Of course, being of worrying kind of mind, I wish well to those animals and humans who had no proof against the cold last night, and spend some time thinking of how to alleviate that situation.

One year, I worked in a soup kitchen. One year I gave a shopping bag full of new, warm clothes to a woman I saw sitting outside a nursing home, every morning. One year, I took in a cat, who promptly had her kittens in my laundry room. (I had her, and her son and daughter, Frodo and Bilbo, forever.) One year I bought luxury groceries for a friend on a very tight budget; strawberries, meat, that kind of thing.

I haven't figured out how I will soothe my conscience this year. But I hear Catawba Hospital, over the mountain, is a mental health institution for the poor and otherwise indigent. They need small gifts of clothing, and toiletries for those patients who have no caring families, or families at all. I think they will be the 'giftees' this year. And I might be able to throw in a toy, or blanket for the local pound...

I have already warned friends and family that it will be a 'tight' year for me. But, as proof against the hardening of the world, I will bake the cake loaves I usually bake, and make some room in the stable of my heart for those who have less and need more. Even one $5 rope toy, for some lost dog on death row in the local pound, alleviates the burden of suffering that the world bears.

I say this as someone who has not had 2 one dollar bills to rub together---as an artist, I took a vow of poverty at the age of 12. And there have been years, as a person with disabilities, that I have not been able to afford to help others. But this year I have shelter and food, and my animal loves have food, so it's a year I can.

So I warm myself by that fire this morning. I live in the luxury of coffee, and plenty of food, and shelter. I have cake mixes and nuts and dried fruits that I will brandish at the world in defiance of its seeming coldness. I will read Tasha Tudor's tales of her corgis and Swedish-like Christmas, and the ragged book of Christmas stories that my Mother got for her birthday, during WW II. I will spend time with Truman Capote's "The Christmas Story."

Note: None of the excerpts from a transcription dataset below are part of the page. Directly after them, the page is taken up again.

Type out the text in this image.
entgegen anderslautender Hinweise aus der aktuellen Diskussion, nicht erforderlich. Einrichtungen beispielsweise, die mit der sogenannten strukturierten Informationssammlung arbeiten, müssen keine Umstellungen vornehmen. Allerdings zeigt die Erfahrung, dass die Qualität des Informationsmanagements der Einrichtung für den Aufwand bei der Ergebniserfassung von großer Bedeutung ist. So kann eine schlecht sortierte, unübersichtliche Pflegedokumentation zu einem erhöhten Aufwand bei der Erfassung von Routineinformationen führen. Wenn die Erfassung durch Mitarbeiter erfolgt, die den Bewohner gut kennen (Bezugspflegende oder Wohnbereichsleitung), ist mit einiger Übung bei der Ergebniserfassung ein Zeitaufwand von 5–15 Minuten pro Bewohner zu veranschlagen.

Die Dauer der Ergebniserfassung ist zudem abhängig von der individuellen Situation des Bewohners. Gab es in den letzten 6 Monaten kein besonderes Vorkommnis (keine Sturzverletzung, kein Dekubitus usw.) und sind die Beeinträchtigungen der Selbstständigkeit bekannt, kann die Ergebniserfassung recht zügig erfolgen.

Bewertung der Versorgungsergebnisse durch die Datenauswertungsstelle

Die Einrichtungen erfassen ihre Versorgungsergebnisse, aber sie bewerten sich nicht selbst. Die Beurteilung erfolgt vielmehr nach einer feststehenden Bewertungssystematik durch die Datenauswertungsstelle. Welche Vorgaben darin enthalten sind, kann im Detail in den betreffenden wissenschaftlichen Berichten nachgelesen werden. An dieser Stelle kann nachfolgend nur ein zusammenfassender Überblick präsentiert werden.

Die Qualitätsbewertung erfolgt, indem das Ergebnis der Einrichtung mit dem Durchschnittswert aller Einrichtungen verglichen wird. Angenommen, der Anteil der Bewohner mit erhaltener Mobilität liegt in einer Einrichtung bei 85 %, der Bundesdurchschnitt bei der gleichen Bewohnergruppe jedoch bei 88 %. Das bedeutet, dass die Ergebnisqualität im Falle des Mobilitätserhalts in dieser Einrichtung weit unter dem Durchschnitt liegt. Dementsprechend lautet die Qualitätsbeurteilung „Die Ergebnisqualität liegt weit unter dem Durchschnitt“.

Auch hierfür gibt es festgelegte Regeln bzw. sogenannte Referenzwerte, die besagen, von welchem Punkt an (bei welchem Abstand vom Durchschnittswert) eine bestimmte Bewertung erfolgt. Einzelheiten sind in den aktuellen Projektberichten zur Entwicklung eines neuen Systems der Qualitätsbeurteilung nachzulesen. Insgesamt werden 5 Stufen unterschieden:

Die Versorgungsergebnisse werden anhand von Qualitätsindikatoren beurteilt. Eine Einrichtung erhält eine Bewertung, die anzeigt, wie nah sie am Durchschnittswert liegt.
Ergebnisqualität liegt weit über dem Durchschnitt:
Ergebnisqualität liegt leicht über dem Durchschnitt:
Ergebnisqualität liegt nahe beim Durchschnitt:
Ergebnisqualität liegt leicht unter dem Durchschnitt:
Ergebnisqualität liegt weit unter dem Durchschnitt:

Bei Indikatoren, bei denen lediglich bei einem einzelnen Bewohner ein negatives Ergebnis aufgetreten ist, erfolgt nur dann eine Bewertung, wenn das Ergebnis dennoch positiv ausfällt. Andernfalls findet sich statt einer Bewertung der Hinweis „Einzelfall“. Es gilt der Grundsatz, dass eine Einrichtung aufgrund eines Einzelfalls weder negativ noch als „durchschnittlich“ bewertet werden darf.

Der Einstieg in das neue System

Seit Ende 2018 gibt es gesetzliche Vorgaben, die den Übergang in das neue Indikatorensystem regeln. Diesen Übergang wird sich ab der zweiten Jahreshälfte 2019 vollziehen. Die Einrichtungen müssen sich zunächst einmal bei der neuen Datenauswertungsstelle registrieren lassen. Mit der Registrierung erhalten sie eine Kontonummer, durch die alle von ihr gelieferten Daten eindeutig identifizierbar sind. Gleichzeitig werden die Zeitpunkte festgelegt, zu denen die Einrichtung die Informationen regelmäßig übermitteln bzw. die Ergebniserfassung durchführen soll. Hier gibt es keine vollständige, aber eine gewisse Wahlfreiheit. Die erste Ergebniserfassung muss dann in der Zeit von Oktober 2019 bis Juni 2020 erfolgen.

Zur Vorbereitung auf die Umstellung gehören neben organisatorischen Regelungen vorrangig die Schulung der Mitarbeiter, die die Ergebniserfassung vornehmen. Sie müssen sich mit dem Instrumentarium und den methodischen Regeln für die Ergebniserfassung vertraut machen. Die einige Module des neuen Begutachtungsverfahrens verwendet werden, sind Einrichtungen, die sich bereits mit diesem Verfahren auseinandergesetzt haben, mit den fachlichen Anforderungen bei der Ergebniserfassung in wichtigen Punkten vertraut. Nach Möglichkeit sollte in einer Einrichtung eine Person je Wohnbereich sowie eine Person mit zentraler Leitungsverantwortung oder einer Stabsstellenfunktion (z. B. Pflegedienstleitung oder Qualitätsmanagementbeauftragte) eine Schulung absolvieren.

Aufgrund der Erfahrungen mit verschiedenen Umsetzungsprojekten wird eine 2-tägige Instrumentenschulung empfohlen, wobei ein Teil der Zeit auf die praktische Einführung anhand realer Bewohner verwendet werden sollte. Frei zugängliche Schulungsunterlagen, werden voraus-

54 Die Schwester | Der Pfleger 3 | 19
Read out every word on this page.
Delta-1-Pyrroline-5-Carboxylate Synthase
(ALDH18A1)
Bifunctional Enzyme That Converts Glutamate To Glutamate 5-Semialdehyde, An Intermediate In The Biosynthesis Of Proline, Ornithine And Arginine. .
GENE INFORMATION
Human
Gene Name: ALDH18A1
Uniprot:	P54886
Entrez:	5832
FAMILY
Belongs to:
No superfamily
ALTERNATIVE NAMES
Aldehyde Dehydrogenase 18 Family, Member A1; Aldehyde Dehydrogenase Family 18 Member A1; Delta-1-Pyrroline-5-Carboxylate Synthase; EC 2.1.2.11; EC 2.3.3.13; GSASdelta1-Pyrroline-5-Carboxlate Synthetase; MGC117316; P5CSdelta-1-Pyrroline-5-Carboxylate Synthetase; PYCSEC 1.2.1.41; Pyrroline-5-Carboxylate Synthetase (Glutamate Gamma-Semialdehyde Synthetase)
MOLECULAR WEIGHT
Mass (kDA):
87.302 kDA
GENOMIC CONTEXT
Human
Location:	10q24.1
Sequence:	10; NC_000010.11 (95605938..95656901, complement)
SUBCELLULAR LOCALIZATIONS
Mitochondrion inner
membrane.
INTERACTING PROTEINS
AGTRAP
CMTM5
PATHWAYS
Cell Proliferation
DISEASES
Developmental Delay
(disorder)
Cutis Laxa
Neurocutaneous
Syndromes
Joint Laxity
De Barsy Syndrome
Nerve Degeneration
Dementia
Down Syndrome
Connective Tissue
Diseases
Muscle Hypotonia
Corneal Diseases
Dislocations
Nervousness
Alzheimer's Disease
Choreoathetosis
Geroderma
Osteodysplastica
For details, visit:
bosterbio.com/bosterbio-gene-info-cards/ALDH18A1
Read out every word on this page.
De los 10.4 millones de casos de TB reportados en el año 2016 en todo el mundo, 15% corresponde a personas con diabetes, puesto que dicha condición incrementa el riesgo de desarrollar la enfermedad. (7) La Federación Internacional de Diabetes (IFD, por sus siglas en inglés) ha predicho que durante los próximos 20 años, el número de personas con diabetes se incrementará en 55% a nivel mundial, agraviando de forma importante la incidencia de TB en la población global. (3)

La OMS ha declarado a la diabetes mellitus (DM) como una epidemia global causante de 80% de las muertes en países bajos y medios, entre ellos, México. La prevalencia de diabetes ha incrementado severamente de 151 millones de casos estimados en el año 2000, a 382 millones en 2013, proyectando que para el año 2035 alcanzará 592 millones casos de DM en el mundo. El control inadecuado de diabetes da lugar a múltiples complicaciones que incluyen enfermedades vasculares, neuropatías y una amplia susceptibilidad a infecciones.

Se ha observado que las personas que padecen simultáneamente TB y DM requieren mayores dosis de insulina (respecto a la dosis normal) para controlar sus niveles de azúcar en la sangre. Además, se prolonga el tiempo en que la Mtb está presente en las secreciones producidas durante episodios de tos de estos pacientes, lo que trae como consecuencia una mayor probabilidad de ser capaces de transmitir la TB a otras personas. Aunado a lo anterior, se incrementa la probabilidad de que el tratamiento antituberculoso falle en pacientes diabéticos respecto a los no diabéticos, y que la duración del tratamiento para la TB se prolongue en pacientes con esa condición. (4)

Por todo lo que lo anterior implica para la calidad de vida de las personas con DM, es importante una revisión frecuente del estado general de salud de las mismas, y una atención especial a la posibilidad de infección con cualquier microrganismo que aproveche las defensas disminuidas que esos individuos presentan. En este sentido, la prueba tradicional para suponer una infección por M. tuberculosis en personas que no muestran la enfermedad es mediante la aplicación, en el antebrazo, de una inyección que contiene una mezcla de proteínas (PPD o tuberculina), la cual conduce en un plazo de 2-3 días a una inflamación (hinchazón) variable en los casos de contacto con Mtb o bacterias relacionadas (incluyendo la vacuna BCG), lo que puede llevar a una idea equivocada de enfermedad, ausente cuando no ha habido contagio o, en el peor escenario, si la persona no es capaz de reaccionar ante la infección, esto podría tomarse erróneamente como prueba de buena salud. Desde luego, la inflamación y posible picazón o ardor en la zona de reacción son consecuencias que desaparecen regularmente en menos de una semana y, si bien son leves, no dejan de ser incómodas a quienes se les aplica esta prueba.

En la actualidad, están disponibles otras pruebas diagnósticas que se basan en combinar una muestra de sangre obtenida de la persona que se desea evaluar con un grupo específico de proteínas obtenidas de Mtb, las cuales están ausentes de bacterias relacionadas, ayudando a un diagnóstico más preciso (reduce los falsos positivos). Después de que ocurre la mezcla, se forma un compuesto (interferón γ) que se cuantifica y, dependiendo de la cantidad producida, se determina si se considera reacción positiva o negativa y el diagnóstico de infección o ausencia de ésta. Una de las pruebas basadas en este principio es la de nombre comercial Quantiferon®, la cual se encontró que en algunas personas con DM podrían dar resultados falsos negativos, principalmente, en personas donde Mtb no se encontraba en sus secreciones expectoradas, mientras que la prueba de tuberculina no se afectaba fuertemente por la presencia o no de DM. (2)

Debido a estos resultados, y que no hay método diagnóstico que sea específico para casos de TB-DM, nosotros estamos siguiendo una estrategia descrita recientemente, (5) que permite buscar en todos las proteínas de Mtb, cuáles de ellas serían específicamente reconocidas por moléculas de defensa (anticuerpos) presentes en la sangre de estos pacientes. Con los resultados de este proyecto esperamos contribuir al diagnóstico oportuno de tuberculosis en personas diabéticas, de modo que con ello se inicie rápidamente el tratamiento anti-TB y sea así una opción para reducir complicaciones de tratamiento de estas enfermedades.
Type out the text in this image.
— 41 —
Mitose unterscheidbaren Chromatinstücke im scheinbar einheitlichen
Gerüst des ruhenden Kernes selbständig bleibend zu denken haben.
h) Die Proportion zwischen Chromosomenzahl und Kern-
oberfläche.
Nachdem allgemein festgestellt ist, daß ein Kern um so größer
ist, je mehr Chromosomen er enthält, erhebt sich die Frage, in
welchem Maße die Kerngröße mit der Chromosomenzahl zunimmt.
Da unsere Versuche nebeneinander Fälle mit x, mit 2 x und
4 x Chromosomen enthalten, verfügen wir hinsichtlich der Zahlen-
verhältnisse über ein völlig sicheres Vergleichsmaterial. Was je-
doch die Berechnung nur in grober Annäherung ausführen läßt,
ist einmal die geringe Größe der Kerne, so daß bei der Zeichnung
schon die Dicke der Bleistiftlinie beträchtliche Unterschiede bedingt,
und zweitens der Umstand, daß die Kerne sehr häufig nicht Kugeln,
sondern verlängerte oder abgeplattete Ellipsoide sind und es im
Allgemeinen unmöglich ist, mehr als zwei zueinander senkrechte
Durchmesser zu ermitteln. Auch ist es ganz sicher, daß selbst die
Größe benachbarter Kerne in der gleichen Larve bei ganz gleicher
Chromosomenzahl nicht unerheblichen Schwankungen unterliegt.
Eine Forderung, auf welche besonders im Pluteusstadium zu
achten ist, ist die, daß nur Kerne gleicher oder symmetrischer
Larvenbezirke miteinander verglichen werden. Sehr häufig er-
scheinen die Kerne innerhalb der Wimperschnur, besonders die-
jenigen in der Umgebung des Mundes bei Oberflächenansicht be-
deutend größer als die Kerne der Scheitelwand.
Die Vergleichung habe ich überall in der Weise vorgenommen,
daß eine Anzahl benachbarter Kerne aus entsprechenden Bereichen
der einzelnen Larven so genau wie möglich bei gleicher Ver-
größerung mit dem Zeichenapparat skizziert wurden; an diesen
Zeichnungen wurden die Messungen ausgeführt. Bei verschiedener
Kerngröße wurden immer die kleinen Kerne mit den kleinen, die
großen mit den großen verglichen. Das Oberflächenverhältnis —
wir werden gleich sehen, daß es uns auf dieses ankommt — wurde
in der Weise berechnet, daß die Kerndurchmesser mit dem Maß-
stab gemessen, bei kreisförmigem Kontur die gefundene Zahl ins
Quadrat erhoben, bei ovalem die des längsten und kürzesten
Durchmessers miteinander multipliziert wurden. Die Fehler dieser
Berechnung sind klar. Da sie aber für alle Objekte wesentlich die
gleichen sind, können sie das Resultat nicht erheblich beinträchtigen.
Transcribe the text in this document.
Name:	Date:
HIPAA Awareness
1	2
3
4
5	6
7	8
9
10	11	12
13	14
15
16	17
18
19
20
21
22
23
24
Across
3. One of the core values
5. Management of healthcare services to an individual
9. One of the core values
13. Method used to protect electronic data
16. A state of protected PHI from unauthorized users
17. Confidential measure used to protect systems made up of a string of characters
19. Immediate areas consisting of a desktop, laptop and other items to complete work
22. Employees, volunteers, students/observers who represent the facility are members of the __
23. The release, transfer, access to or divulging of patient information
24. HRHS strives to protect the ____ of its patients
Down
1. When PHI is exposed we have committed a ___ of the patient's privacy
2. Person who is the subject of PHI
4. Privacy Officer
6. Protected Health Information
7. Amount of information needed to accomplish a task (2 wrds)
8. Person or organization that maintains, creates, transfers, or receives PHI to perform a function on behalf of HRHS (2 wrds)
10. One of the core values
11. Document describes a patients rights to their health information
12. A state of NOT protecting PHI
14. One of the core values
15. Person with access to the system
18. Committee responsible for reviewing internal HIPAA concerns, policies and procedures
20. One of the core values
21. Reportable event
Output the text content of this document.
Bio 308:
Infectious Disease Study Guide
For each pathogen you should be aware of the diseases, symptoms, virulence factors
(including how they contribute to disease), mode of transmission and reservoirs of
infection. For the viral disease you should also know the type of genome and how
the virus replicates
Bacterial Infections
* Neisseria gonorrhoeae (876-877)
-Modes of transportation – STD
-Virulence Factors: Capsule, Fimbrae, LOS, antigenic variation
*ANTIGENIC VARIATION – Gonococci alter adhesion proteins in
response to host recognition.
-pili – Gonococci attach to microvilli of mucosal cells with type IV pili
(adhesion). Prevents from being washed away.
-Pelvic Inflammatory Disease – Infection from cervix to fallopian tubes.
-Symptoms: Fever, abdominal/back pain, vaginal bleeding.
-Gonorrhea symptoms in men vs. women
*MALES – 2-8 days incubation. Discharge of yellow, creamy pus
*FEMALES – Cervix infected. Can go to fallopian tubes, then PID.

I will smell the scents, and walk on the hard ground, and touch the rapidly cooling trunks of the trees. I will hold a pine branch and breath its sharp scent, and marvel at its smooth and yet prickly texture. I will rustle the leaves today, all ground colored now, and fallen. I will note the blue hue of the sky, and think about the deep, deep secrets of the fragile earth, and in particular, the brightness of the red berries that come in wintertime, here.